Le Serpent blanc est un film d’animation incontournable. Non seulement parce qu'il s'agit du premier long métrage en couleurs de l'histoire de l'animation japonaise, mais également parce que, malgré les conditions de production primitives et tâtonnantes, le film nous fascine déjà par sa beauté fraîche et par sa mise en scène astucieuse et en adéquation avec l'univers du récit.

Inspiré d'un conte traditionnel chinois, le film nous plonge dans un temps ancien. L'enfance du protagoniste est racontée par une séquence nostalgique du théâtre d'ombres, dont la tradition remonte à la dynastie Han. Certains paysages lyriques reprennent le style de la peinture chinoise. Les chansons et la musique illustratrices nous rappellent l'opéra de Pékin. La tonalité des couleurs même est de celles qu'on ne voit pas en Occident. Il ne faudrait pas oublier également les codes spirituels : les rapports inséparables avec la nature, l'animisme (et les esprits) ainsi que le concept du « tout est né bon », ce qui est d’ailleurs récurrent dans l'animation japonaise.
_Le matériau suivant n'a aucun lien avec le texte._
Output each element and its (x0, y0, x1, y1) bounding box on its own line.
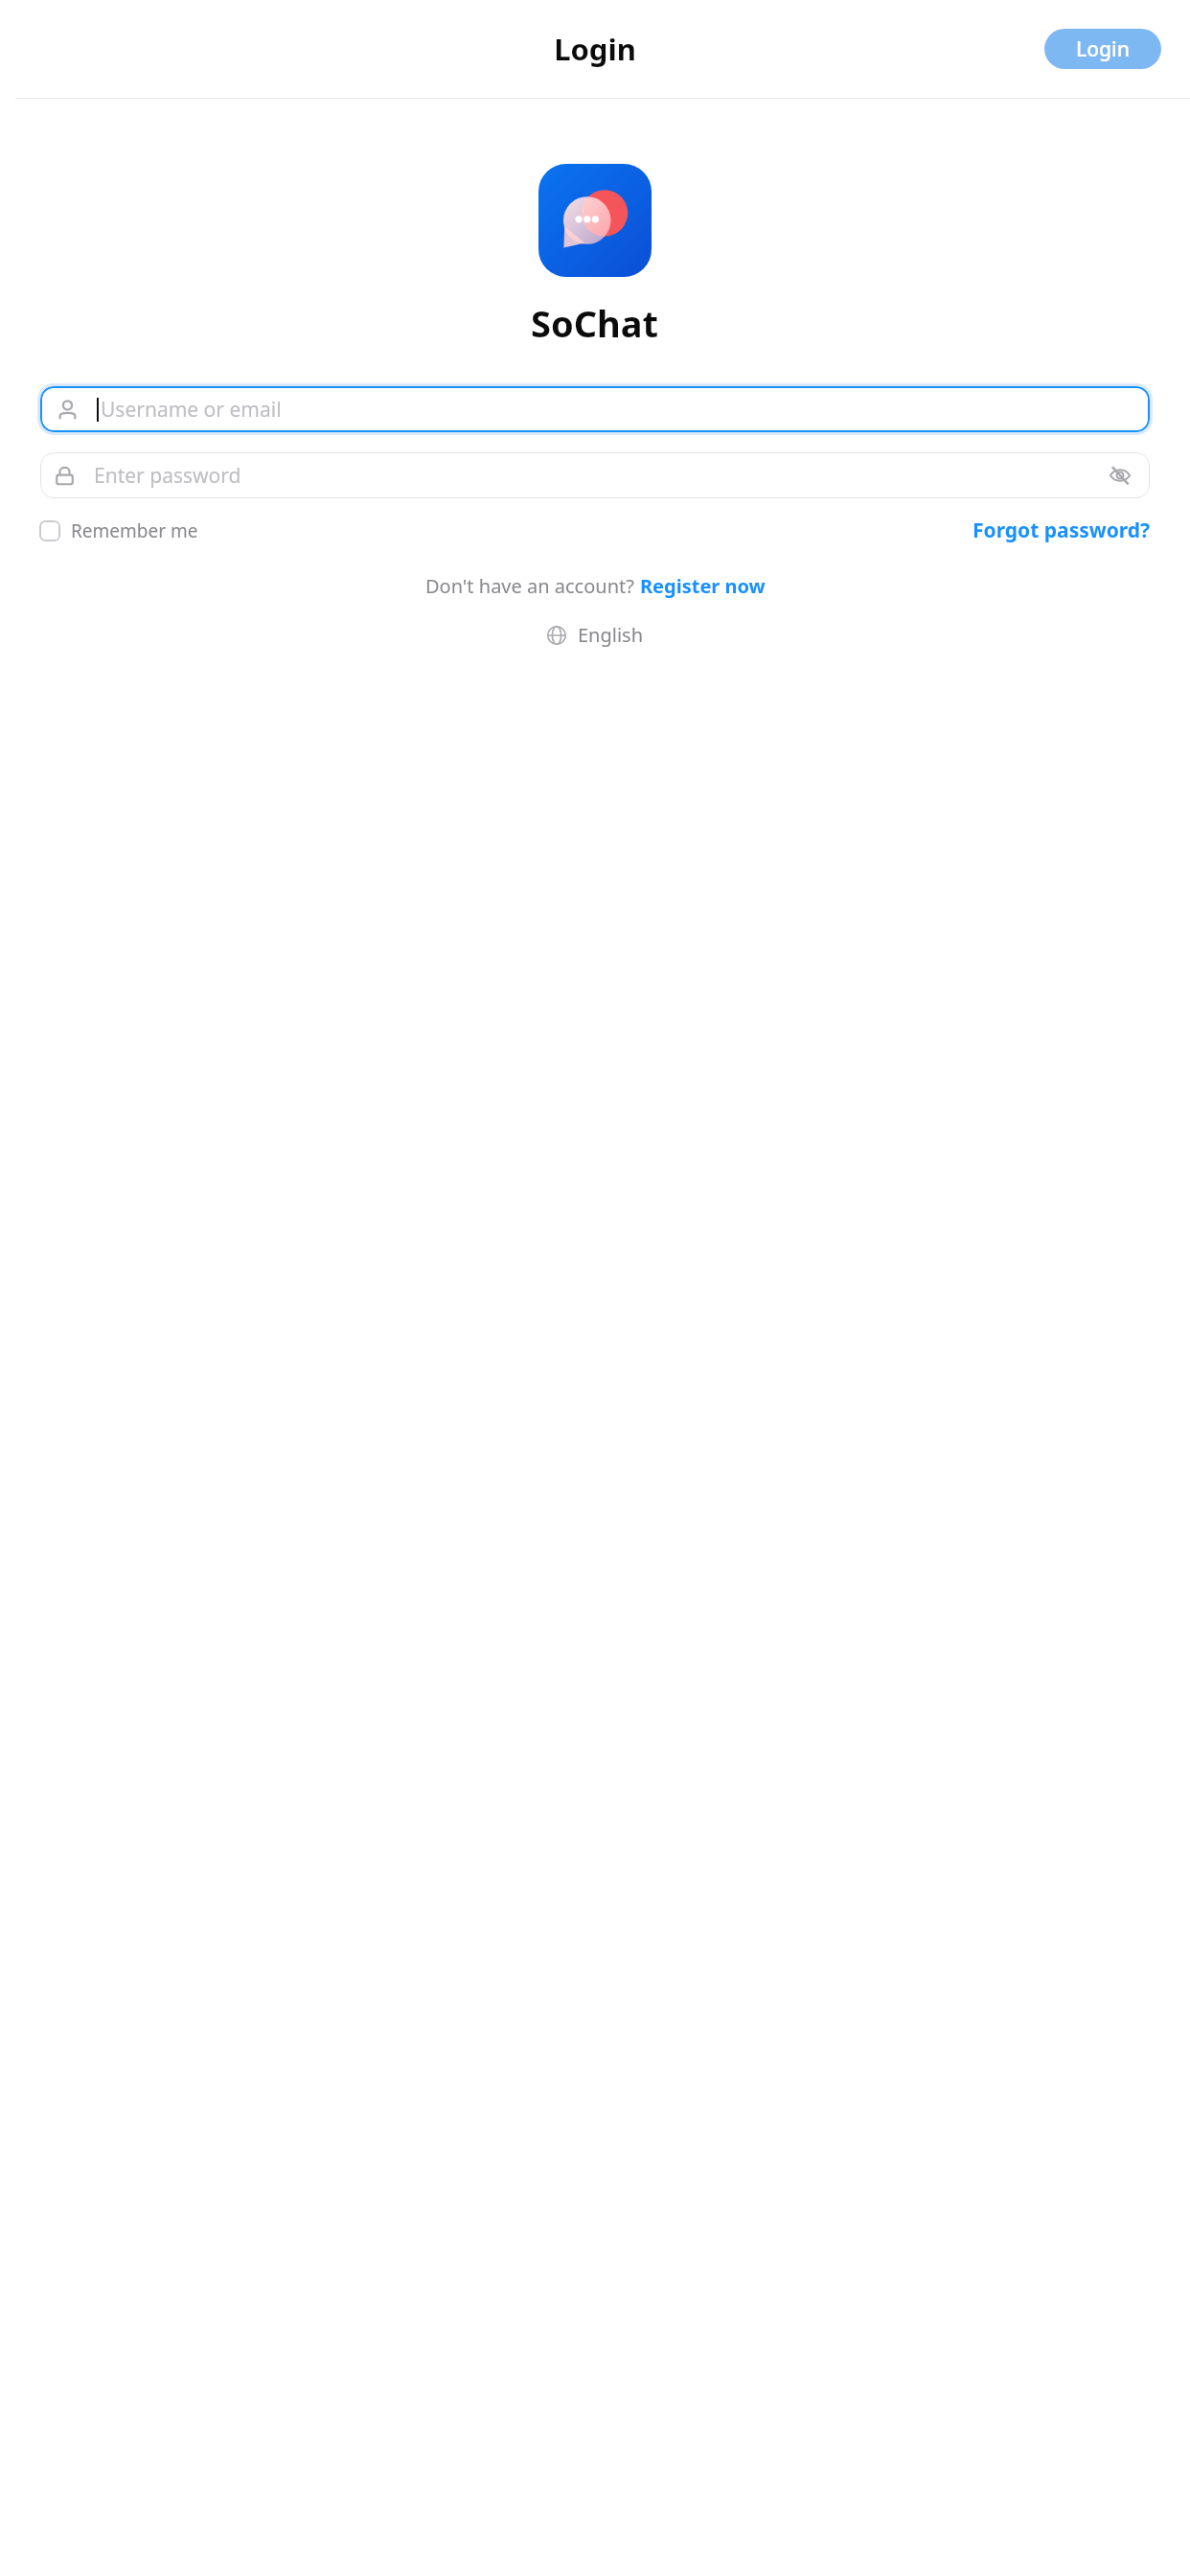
button[interactable]: Forgot password? (973, 517, 1151, 544)
staticText: Don't have an account? (425, 573, 640, 599)
staticText: Forgot password? (973, 517, 1151, 544)
staticText: SoChat (531, 298, 659, 348)
button[interactable]: Remember me (39, 518, 198, 543)
staticText: Register now (640, 573, 766, 599)
button[interactable]: English (540, 618, 650, 652)
button[interactable]: Show password (1104, 459, 1136, 492)
staticText: Username or email (101, 396, 282, 424)
staticText: Remember me (71, 518, 198, 543)
button[interactable]: Username or email (40, 386, 1150, 432)
button[interactable]: Register now (640, 573, 766, 599)
staticText: Login (554, 29, 636, 69)
button[interactable]: Enter password (40, 452, 1150, 498)
staticText: Enter password (94, 462, 241, 490)
staticText: English (578, 622, 644, 648)
button[interactable]: Login (1044, 29, 1161, 69)
staticText: Login (1076, 35, 1130, 63)
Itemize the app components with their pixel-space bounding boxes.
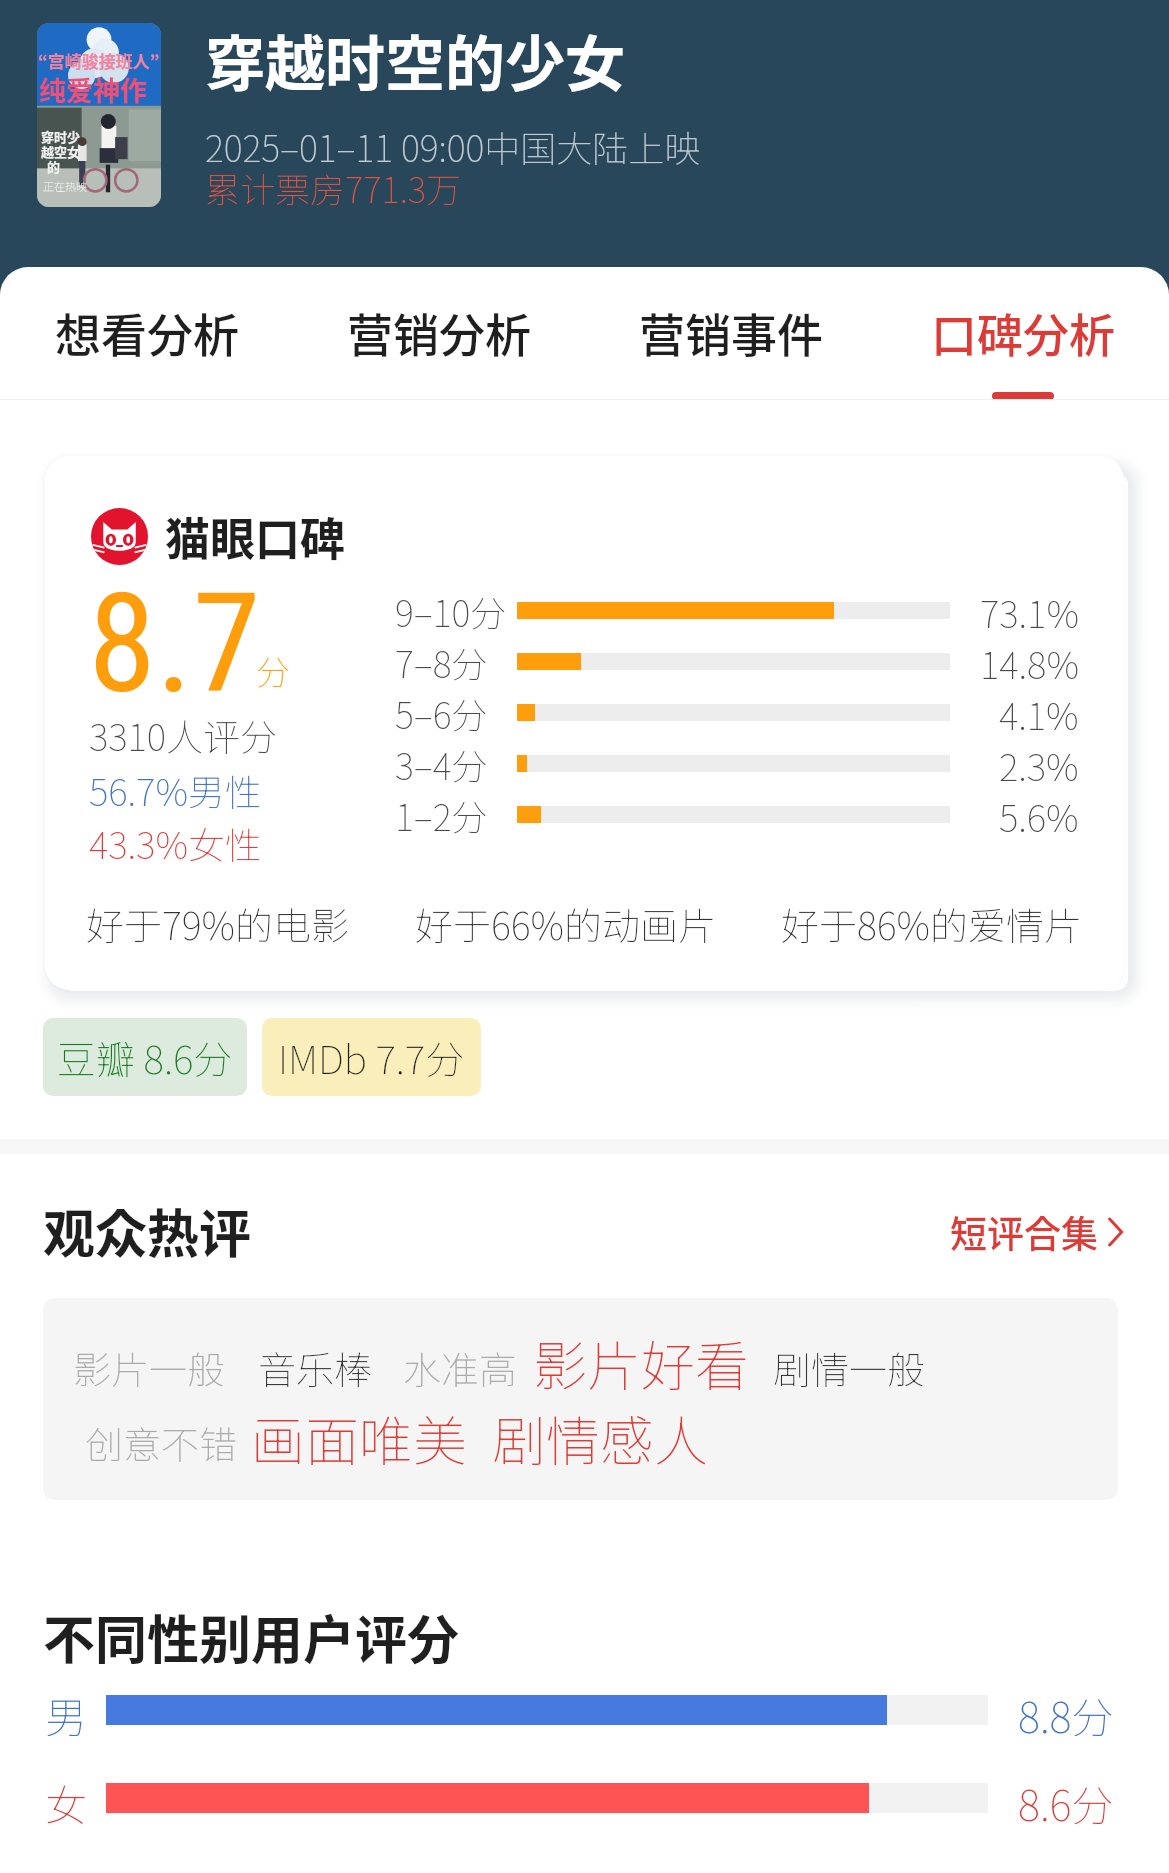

En opposition au caractère doux du jeune couple, qui implique un mouvement modéré, le réalisateur recherche plus de dynamisme dans les autres éléments du récit. Des forces de la nature expriment poétiquement les émotions des personnages, parfois dynamiquement. Des personnages animaux nouent la trame secondaire avec leur caractère bien prononcé, et leurs mouvements comiques exagérés ou « mangatiques », dont l’animation japonaise hérite toujours. La diversité des décors et des multiples déplacements de personnages renforce le côté grandiose du récit. Malgré les dessins primitifs au rythme lent, les images sont fluides grâce à la « full-animation ».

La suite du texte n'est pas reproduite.